Menurut Alang, secara teknis pengembangan berada di bawah kewenangan Dinas Kebudayaan dan Pariwisata. Namun, percepatan realisasi membutuhkan sinergi lintas organisasi perangkat daerah (OPD).
“Pengembangan tidak bisa berjalan sendiri. Diperlukan keterlibatan seluruh OPD agar perencanaan terintegrasi dan berkelanjutan,” tegasnya.
Bapperida, lanjut Alang, akan berperan menyiapkan fondasi perencanaan jangka panjang melalui penyusunan master plan Pulau Hanibung. Dokumen ini menjadi acuan bersama lintas OPD, investor, dan pemangku kepentingan, mulai dari konsep, tahapan pembangunan, hingga integrasi dengan rencana pembangunan daerah.
“Dengan master plan, pengembangan tidak parsial dan setiap OPD bisa berkontribusi sesuai tugasnya,” jelasnya.

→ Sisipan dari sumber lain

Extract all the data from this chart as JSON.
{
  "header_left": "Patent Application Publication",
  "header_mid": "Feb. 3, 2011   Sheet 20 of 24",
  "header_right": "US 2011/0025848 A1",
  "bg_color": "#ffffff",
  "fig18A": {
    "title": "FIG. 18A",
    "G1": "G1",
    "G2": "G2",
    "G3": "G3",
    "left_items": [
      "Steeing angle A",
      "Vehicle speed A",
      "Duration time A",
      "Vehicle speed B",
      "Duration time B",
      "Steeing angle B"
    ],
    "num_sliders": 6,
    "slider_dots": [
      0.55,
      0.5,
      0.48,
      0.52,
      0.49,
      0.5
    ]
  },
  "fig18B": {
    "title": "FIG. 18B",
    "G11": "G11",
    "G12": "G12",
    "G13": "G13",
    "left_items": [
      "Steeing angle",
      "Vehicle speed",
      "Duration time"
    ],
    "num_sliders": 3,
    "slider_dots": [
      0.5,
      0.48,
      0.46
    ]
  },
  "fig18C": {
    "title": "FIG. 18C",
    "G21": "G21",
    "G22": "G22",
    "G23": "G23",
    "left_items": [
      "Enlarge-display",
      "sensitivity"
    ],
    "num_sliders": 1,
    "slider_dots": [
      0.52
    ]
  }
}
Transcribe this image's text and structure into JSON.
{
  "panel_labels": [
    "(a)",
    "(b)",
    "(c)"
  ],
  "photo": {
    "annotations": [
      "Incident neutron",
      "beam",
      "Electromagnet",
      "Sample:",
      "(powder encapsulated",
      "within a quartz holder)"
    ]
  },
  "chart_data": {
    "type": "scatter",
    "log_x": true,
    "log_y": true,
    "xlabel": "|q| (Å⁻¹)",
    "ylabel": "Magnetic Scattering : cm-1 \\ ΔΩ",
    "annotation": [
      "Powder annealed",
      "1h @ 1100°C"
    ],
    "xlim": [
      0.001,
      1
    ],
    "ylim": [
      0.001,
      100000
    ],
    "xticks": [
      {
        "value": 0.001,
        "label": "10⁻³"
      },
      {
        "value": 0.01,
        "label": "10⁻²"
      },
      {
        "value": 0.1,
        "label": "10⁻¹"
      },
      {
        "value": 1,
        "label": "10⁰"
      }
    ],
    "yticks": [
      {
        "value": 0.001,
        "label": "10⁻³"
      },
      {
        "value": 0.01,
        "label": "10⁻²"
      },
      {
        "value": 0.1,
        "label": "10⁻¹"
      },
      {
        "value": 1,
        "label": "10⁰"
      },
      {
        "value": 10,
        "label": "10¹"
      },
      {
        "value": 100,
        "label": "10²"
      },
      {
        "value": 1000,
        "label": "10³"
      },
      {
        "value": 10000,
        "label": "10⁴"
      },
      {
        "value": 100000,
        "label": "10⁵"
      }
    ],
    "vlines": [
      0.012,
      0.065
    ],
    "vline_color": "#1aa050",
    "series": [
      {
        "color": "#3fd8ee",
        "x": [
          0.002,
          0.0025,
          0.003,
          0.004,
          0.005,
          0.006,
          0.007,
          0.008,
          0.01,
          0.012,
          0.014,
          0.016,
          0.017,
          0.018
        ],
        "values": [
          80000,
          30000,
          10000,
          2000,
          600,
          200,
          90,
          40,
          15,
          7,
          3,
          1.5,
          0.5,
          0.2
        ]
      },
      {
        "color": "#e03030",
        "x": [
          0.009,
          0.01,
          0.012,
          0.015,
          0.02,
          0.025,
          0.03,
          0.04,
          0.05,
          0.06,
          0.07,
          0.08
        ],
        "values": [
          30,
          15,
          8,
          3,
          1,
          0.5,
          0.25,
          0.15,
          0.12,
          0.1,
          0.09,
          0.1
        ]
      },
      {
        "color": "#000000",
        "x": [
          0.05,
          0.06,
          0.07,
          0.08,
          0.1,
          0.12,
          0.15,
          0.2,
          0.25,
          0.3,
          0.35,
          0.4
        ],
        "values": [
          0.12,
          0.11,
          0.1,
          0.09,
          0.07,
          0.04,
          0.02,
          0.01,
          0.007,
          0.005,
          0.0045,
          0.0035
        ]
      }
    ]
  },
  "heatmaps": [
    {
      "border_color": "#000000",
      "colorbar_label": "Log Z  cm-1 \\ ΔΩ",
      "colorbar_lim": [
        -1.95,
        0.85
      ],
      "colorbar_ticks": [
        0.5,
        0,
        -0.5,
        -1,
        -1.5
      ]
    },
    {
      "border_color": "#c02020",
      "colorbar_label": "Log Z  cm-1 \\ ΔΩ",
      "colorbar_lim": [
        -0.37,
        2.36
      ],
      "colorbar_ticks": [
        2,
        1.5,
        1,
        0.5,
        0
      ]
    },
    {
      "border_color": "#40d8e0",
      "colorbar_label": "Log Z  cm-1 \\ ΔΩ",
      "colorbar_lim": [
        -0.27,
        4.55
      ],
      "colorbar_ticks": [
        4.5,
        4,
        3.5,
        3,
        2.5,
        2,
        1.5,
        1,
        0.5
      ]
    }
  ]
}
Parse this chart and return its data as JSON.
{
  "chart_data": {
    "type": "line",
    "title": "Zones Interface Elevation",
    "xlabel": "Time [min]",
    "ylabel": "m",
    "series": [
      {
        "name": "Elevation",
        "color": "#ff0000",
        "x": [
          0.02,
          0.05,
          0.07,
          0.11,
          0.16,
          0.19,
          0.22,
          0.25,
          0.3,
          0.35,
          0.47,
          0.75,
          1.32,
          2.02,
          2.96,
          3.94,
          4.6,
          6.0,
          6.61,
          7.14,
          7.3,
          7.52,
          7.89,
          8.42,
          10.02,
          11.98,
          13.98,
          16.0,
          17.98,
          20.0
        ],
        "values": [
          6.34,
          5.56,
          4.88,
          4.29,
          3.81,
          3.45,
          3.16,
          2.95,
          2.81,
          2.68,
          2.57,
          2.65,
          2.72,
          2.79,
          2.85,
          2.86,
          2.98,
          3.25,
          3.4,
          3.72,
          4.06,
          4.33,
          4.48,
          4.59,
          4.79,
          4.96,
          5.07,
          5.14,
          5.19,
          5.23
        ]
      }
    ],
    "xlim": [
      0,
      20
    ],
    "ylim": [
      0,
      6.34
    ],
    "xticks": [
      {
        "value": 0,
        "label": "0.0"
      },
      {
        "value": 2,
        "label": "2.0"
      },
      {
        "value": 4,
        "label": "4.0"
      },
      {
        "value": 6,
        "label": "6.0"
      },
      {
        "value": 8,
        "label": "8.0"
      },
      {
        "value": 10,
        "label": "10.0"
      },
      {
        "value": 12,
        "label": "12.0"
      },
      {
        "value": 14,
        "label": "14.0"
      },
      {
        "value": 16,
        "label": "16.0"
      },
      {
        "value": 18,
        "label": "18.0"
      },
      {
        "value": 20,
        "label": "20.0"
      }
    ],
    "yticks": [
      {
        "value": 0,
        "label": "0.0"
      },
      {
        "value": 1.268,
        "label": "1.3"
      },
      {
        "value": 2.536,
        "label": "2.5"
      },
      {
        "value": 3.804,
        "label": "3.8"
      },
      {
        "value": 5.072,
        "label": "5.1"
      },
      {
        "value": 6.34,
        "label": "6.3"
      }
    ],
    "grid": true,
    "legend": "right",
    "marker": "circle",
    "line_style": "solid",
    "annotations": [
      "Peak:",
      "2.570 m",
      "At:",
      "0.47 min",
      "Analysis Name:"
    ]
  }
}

Selain aspek ekonomi, Pemkab Kotim menekankan pentingnya menjaga kelestarian lingkungan dan kearifan lokal. Pulau Hanibung diarahkan menjadi kawasan wisata berkelanjutan, ramah lingkungan, dan memiliki daya tarik jangka panjang.
“Jika direncanakan matang sejak awal, Pulau Hanibung bukan hanya destinasi baru, tetapi juga ikon pariwisata Kotim yang membanggakan,” pungkas Alang.